The combined bank will have a balance sheet of around 1.5 trillion Swiss francs - roughly double the size of the Swiss economy, posing enormous risks to the country especially as it enjoys an implicit state guarantee, Marti said.

The left-leaning party will propose to cap the bank's assets at half of Switzerland's gross domestic product, effectively forcing the new UBS to slash its assets to a quarter of their current level.

"That would be a drastic reduction, but from the taxpayer's point of view, it's necessary," she said.

The initiative first needs to be submitted to the Swiss cabinet, which will make a recommendation before the matter is discussed in parliament.

Social Democrats are the second-biggest party in the lower house, but with only 39 of the 200 seats will need support of other parties. The Swiss People's Party, which has 53 lower house seats, joined the Social Democrats in rejecting the government's aid package for the merger last month and has also called for no more taxpayer-funded bailouts for banks.

Still, the two parties would remain short of a majority and some analyst described the proposal as unrealistic and more about tapping into widespread public anger with banks ahead of national elections in October.

UBS declined to comment.
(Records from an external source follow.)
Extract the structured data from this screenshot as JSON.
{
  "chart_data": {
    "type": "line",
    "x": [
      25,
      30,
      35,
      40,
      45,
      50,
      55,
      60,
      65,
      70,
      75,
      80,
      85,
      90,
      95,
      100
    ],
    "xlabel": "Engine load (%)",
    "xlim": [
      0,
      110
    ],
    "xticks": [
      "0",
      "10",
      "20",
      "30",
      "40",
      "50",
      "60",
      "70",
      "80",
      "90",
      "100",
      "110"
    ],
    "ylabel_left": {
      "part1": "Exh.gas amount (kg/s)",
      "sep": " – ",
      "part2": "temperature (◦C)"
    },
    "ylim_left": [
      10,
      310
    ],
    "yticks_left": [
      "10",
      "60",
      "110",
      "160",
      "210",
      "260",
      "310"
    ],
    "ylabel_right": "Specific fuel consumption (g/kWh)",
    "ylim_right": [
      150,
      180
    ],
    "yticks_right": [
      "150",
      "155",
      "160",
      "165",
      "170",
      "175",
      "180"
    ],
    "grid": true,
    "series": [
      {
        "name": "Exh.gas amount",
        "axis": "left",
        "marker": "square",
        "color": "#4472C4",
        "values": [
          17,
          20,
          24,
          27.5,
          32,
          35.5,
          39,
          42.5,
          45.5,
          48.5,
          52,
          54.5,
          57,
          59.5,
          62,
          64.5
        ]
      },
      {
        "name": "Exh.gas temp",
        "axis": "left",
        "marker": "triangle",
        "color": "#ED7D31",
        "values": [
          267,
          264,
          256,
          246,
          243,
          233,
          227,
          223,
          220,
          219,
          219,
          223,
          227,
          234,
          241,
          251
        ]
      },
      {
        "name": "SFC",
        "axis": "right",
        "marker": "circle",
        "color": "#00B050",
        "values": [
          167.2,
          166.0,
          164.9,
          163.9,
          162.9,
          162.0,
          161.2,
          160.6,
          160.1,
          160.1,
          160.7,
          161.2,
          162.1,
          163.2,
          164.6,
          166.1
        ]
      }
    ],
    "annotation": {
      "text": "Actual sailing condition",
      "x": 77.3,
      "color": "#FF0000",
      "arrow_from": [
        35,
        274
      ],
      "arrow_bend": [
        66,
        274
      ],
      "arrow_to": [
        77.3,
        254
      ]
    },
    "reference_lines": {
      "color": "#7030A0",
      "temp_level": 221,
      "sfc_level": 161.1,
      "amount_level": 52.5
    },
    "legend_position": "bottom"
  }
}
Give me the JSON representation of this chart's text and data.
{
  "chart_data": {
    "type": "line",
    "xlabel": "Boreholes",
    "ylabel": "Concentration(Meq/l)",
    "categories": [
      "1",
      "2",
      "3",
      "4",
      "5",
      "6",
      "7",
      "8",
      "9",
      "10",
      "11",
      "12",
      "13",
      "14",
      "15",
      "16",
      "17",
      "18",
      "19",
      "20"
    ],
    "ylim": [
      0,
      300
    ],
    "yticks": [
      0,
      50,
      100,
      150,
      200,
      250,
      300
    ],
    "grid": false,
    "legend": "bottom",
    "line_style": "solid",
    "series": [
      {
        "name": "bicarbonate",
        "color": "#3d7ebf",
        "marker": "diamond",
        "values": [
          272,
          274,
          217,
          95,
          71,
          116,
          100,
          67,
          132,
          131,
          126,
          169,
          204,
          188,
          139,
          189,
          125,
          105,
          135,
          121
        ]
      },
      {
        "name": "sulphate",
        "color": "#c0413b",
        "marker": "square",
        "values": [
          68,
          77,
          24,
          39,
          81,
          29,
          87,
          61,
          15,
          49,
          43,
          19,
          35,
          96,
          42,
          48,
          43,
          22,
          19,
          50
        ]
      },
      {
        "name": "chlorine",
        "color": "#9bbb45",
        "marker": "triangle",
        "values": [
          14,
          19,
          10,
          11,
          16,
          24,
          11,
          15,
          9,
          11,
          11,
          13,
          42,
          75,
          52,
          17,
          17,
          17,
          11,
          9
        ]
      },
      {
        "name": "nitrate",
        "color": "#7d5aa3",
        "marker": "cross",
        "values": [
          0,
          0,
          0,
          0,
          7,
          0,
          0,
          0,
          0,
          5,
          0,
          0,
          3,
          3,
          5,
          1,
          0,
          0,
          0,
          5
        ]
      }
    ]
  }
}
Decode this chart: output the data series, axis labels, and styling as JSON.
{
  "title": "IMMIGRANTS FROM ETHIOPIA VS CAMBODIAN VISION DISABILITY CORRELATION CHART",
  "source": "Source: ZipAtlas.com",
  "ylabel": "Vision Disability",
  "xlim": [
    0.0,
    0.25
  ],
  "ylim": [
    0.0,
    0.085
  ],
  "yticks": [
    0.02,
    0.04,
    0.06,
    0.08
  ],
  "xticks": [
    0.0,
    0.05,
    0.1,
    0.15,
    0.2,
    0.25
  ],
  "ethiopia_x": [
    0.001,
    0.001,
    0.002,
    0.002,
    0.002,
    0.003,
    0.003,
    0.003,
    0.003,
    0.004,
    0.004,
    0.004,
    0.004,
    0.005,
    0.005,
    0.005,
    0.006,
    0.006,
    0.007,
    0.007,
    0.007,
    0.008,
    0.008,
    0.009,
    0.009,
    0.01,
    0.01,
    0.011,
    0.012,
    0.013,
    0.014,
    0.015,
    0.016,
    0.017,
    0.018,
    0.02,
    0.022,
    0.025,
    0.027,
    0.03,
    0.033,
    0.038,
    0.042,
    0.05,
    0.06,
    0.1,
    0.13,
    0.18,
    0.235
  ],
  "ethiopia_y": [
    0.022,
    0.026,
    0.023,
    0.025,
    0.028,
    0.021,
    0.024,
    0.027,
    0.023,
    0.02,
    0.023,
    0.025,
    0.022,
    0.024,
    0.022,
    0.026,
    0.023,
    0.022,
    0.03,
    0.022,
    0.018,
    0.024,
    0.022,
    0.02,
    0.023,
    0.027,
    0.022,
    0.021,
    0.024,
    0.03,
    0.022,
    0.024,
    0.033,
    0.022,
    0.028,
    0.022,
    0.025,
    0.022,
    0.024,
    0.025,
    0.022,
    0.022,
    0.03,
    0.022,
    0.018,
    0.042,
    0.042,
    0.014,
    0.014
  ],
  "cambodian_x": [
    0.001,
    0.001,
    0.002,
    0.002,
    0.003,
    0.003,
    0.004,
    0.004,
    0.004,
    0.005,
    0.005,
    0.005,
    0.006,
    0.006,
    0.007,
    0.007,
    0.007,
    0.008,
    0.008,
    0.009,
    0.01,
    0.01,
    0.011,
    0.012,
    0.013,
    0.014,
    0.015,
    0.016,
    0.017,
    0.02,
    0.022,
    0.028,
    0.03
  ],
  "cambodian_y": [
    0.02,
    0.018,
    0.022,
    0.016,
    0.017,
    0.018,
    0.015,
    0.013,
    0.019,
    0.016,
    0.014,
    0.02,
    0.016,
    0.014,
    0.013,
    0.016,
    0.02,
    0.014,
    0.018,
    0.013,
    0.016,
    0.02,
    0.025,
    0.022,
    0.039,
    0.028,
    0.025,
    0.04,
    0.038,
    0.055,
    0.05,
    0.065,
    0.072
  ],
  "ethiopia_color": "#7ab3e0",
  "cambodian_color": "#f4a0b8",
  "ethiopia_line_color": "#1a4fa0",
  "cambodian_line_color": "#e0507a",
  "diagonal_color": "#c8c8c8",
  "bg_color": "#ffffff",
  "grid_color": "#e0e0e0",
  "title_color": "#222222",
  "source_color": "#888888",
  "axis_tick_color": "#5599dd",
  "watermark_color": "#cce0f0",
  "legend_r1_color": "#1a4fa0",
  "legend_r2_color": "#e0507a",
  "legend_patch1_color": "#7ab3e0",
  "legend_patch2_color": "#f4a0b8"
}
The lender is expected to close the deal with Credit Suisse "very shortly," Chairman Colm Kelleher said last week.

Previously UBS Chief Executive Sergio Ermotti, who was brought in to steer the mega merger, has dismissed fears the new bank would be too big for Switzerland.

"Even putting UBS and Credit Suisse together, we won’t be at the top of the classification for international banks in terms of size," Ermotti told Italian business daily Il Sole 24 Ore last month.

He has also said the business model of a bank and the risks it took on was more important than its actual size.

An alternative, also considered by the Social Democrats, would be imposing higher capital requirements if the bank's assets rose above 50% of Swiss GDP.

Any part of UBS's balance sheet above that threshold would require an equity ratio of 30% or more, Marti said of her party's proposal.

"The aim is for UBS to become smaller," Marti told the newspaper. "We have to make improvements so that banks are less vulnerable in a crisis."